Claro que, por maioria de razão, não poderia conceber-se que fossem sectores parcelares da organização corporativa a exercer um predomínio exclusivista, com esquecimento ou menosprezo dos outros sectores também interessados e com direito a fazerem-se ouvir.
Ainda no decurso da última campanha eleitoral, em discurso publicado, com outros, em livro, que, em 27 de Abril do ano findo, dediquei a Salazar «... à clarividência do seu génio, à grandeza da sua obra, à fecundidade 'do seu magistério . .» pude, ao responder a um candidato a Deputado das oposições, chamar a atenção para a necessidade do funcionamento da Assembleia Nacional, «cuja existência - disse-o então - está plenamente justificada entre nós, até na medida em que a sua alta função fiscalizadora e legislativa, quando exercida com eficiência e equilíbrio, muito pode concorrer, e tem concorrido, para corrigir ou evitar a visão unilateral ou sectorial e a política de representação dos interesses económicos e sociais institucionalmente materializada nos organismos corporativos e na Câmara Corporativa».
Tudo isto vem a propósito, pois foi à sombra desta orientação geral que a Comissão se inclinou para as soluções cuja consagração propôs à Assembleia. Aliás, a Comissão fez intervir nas suas reflexões outros aspectos que não poderiam ser ignorados, como este, muito importante, de os problemas do cinema estarem longe de ser exclusivamente económicos para que a presidência de órgãos de carácter público a ele ligados pudessem confundir-se, na generalidade da sua composição, ou da sua presidência, com outros de mera representação ou índole económica e profissional.
É possível se pense que fui longo de mais neste comentário, mas não me era dado restringir mais as minhas considerações. Todas elas foram debatidas pela Comissão e eu, como seu presidente, tinha o dever de as transmitir à Assembleia com fidelidade, tanto mais que visam a esclarecer a questão que, logo nesta base I, e em volta das palavras «na» e «junto de», pode suscitar-se, e se suscitou.

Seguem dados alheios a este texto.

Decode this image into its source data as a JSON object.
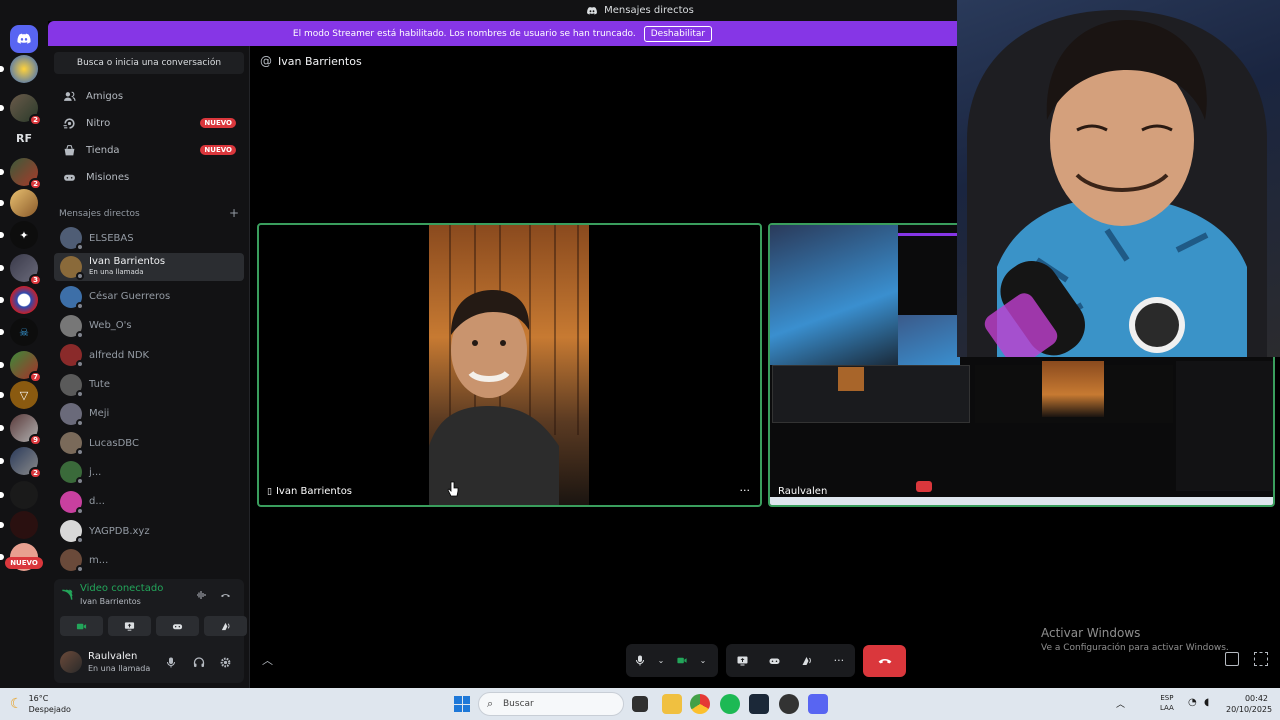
{
  "window": {
    "title": "Mensajes directos"
  },
  "banner": {
    "text": "El modo Streamer está habilitado. Los nombres de usuario se han truncado.",
    "button": "Deshabilitar"
  },
  "rail": {
    "rf_label": "RF",
    "new_badge": "NUEVO",
    "badges": [
      "2",
      "2",
      "3",
      "7",
      "9",
      "2"
    ]
  },
  "sidebar": {
    "search": "Busca o inicia una conversación",
    "nav": [
      {
        "label": "Amigos",
        "icon": "friends-icon",
        "badge": ""
      },
      {
        "label": "Nitro",
        "icon": "nitro-icon",
        "badge": "NUEVO"
      },
      {
        "label": "Tienda",
        "icon": "shop-icon",
        "badge": "NUEVO"
      },
      {
        "label": "Misiones",
        "icon": "quests-icon",
        "badge": ""
      }
    ],
    "dm_header": "Mensajes directos",
    "dm_add": "+",
    "dms": [
      {
        "name": "ELSEBAS",
        "sub": "",
        "color": "#4f5d75"
      },
      {
        "name": "Ivan Barrientos",
        "sub": "En una llamada",
        "color": "#8a6a3a"
      },
      {
        "name": "César Guerreros",
        "sub": "",
        "color": "#3d6fa8"
      },
      {
        "name": "Web_O's",
        "sub": "",
        "color": "#777777"
      },
      {
        "name": "alfredd NDK",
        "sub": "",
        "color": "#8a2a2a"
      },
      {
        "name": "Tute",
        "sub": "",
        "color": "#5a5a5a"
      },
      {
        "name": "Meji",
        "sub": "",
        "color": "#6a6a7a"
      },
      {
        "name": "LucasDBC",
        "sub": "",
        "color": "#7a6a5a"
      },
      {
        "name": "j...",
        "sub": "",
        "color": "#3a6a3a"
      },
      {
        "name": "d...",
        "sub": "",
        "color": "#c8409f"
      },
      {
        "name": "YAGPDB.xyz",
        "sub": "",
        "color": "#d8d8d8"
      },
      {
        "name": "m...",
        "sub": "",
        "color": "#6a4a3a"
      }
    ]
  },
  "voice": {
    "status": "Video conectado",
    "channel": "Ivan Barrientos"
  },
  "user": {
    "name": "Raulvalen",
    "status": "En una llamada"
  },
  "call": {
    "title": "Ivan Barrientos",
    "tiles": [
      {
        "name": "Ivan Barrientos"
      },
      {
        "name": "Raulvalen"
      }
    ],
    "more": "···"
  },
  "watermark": {
    "line1": "Activar Windows",
    "line2": "Ve a Configuración para activar Windows."
  },
  "taskbar": {
    "temp": "16°C",
    "weather": "Despejado",
    "search": "Buscar",
    "lang1": "ESP",
    "lang2": "LAA",
    "time": "00:42",
    "date": "20/10/2025"
  },
  "colors": {
    "accent": "#5865f2",
    "streamer": "#8636e6",
    "online": "#23a55a",
    "danger": "#da373c",
    "tile_border": "#3a9e5d"
  }
}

Não se julgue, porém, que a importância que atribuo ao problema resulta de se atribuir ou não ao Instituto Português de Cinema personalidade jurídica, porque o seu interesse há-de medir-se mais pelo espírito com que se escolha a solução e pelo sentido doutrinal e prático dessa mesma solução. É que poderia chegar-se a uma construção que conduzisse a personalizar juridicamente o Instituto e salvaguardasse, ao mesmo tempo, os princípios e os interesses que a Comissão pôs empenho em preservar. Simplesmente, isso envolveria uma transformação profunda de certas estruturas departamentais e dos próprios esquemas de base em que assenta a proposta de lei, o que não seria viável ou aconselhável fazer.
Aliás, ao consignar-se, na proposta de alteração, que a competência do Instituto deve exercer-se sem prejuízo das atribuições legais dos organismos corporativos, logo se marca a preocupação de acautelar estes nas prerrogativas que lhe pertencem e de os colocar na posição de prestígio que importa assegurar-lhes, sem, todavia, as afectar com a entrega de poderes inadequados à sua natureza e às suas finalidades.
Devo dizer que esta última alteração foi motivada por um alvitre do Sr. Deputado Pinto Balsemão, a quem.